Third: We can overcome that disorder by the teacher's preparation. I know of nothing so important. Once you have their confidence, then what you say is a guiding influence in their lives. Your life itself, your personal appearance, your presentation of your lesson, emphasizing a definite truth in the lessons prescribed by the general board—all contribute to guiding their lives. I suggest that you make your own outline of the lessons, so that you will have it in mind, so you can emphasize some truth that will be applicable to the boys and girls you teach.

True Teaching Demands Personality

But remember in the presentation of your lessons, yes, and in the preparation for presentation, that no matter how well prepared you may be, those children's interest will depend upon the personality which you place in that lesson. There is no teaching of morality without personality. Note the parables of Jesus. Many of them refer to plants, to the field and the soil, fishermen, and so on; but most of them will introduce personalities. The life of Jesus is the life of a personality. He did not write a line, except with his finger in the sand, and no one knows what He wrote, but His life, which He gave for our salvation, our eternal exaltation, is still living. It is the impressive, the inspiring element throughout the gospels—His life! Introduce personalities. Have an illustrative story. The children will follow you as you give it.

The Greater Power Which Every Teacher Needs

With these three things in mind, I believe that we can eliminate from our classes the disorder that is causing you so much worry and concern.
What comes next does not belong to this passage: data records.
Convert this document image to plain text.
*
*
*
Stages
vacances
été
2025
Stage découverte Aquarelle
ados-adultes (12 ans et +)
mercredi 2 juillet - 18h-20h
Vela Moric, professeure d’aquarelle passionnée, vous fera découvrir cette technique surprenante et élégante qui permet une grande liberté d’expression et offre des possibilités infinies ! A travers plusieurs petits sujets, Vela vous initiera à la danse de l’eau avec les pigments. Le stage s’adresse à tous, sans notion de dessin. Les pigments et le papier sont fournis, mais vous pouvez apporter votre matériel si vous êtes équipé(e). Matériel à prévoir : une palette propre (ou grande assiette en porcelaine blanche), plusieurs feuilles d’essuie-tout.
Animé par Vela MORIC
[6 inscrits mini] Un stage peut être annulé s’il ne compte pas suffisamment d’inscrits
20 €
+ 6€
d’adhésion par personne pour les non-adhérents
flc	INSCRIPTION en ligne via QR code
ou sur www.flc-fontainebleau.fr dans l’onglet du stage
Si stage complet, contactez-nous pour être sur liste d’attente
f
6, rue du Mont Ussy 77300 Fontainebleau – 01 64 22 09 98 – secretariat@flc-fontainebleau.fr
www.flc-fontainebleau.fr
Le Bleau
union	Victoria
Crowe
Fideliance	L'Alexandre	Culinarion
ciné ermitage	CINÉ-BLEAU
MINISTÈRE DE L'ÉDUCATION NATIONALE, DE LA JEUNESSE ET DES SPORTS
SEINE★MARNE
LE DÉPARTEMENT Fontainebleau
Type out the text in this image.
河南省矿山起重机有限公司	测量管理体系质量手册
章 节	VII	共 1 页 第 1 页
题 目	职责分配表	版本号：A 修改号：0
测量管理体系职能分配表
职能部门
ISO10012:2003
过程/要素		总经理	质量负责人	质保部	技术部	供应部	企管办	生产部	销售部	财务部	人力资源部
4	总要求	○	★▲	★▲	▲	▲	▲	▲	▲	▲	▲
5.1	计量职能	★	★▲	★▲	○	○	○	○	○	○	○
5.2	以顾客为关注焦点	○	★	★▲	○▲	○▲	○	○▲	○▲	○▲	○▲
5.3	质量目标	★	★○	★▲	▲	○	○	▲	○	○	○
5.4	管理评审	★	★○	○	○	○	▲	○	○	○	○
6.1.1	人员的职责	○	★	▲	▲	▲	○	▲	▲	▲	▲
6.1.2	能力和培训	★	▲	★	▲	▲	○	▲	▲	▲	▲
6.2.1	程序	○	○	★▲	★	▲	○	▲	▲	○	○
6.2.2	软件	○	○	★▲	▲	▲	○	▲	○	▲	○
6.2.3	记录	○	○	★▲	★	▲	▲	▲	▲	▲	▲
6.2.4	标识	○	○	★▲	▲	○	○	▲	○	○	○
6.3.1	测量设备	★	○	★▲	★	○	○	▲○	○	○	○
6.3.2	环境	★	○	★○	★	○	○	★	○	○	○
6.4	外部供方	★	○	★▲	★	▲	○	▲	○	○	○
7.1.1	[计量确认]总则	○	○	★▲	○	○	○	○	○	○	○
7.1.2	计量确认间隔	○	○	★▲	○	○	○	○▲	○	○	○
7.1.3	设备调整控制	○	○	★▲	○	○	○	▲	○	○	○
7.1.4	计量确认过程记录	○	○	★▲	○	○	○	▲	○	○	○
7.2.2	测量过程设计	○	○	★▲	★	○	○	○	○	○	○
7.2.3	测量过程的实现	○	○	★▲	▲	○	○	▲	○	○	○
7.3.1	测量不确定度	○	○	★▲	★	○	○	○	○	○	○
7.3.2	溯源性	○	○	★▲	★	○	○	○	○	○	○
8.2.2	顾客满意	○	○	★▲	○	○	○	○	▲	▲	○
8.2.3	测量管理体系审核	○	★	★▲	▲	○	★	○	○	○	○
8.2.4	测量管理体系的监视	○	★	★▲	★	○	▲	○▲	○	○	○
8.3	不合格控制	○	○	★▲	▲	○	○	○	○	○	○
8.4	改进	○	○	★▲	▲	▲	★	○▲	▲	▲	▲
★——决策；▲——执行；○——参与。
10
But there is one more thing most important, and that is that you cannot do these things of your own skill, of your own ability, no matter how much training you have had, nor how much study you put into your lesson. There is a greater power which every teacher needs, which he must have, and that power comes from above. I know from experience of the efficacy of prayer. As a child I thought I would have to kneel always before I could say a prayer, and there is virtue in kneeling. You cannot imagine offering a prayer if you take the position of a pugilist; position of the body has something to do with prayer. We kneel. One man said: "If you are going to pray, go into the room and kneel in the center, and just think for a minute or two of what God has done for you and what your needs are, without saying anything." I think this is a good idea.

There is never a moment in life when you cannot pray. If you are studying as a student, you can offer a silent prayer, for "Prayer is the soul's sincere desire, uttered or unexpressed."
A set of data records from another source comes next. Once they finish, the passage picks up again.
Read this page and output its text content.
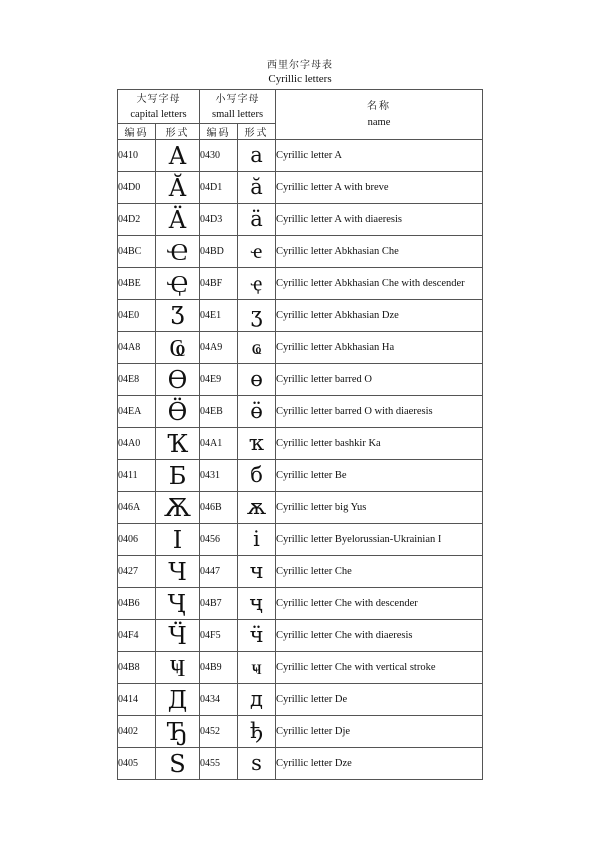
西里尔字母表
Cyrillic letters
大写字母
capital letters		小写字母
small letters		名称
name
编码	形式	编码	形式	
0410	А	0430	а	Cyrillic letter A
04D0	Ӑ	04D1	ӑ	Cyrillic letter A with breve
04D2	Ӓ	04D3	ӓ	Cyrillic letter A with diaeresis
04BC	Ҽ	04BD	ҽ	Cyrillic letter Abkhasian Che
04BE	Ҿ	04BF	ҿ	Cyrillic letter Abkhasian Che with descender
04E0	Ӡ	04E1	ӡ	Cyrillic letter Abkhasian Dze
04A8	Ҩ	04A9	ҩ	Cyrillic letter Abkhasian Ha
04E8	Ө	04E9	ө	Cyrillic letter barred O
04EA	Ӫ	04EB	ӫ	Cyrillic letter barred O with diaeresis
04A0	Ҡ	04A1	ҡ	Cyrillic letter bashkir Ka
0411	Б	0431	б	Cyrillic letter Be
046A	Ѫ	046B	ѫ	Cyrillic letter big Yus
0406	І	0456	і	Cyrillic letter Byelorussian-Ukrainian I
0427	Ч	0447	ч	Cyrillic letter Che
04B6	Ҷ	04B7	ҷ	Cyrillic letter Che with descender
04F4	Ӵ	04F5	ӵ	Cyrillic letter Che with diaeresis
04B8	Ҹ	04B9	ҹ	Cyrillic letter Che with vertical stroke
0414	Д	0434	д	Cyrillic letter De
0402	Ђ	0452	ђ	Cyrillic letter Dje
0405	Ѕ	0455	ѕ	Cyrillic letter Dze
Every Sunday School teacher—I think every teacher in the world—should offer a prayer before he meets his students. The teacher, sensing his responsibility, should realize his dependence upon a greater power.

Teachers have the greatest responsibility of anyone in the world—the guidance of a human soul! As I stated in the beginning, a scar might remain throughout life, but so will the virtues remain throughout life and all eternity.

McKay, David O. "Guidance of a Human Soul—The Teacher's Greatest Responsibility." The Instructor (Sept 1965): 341–343.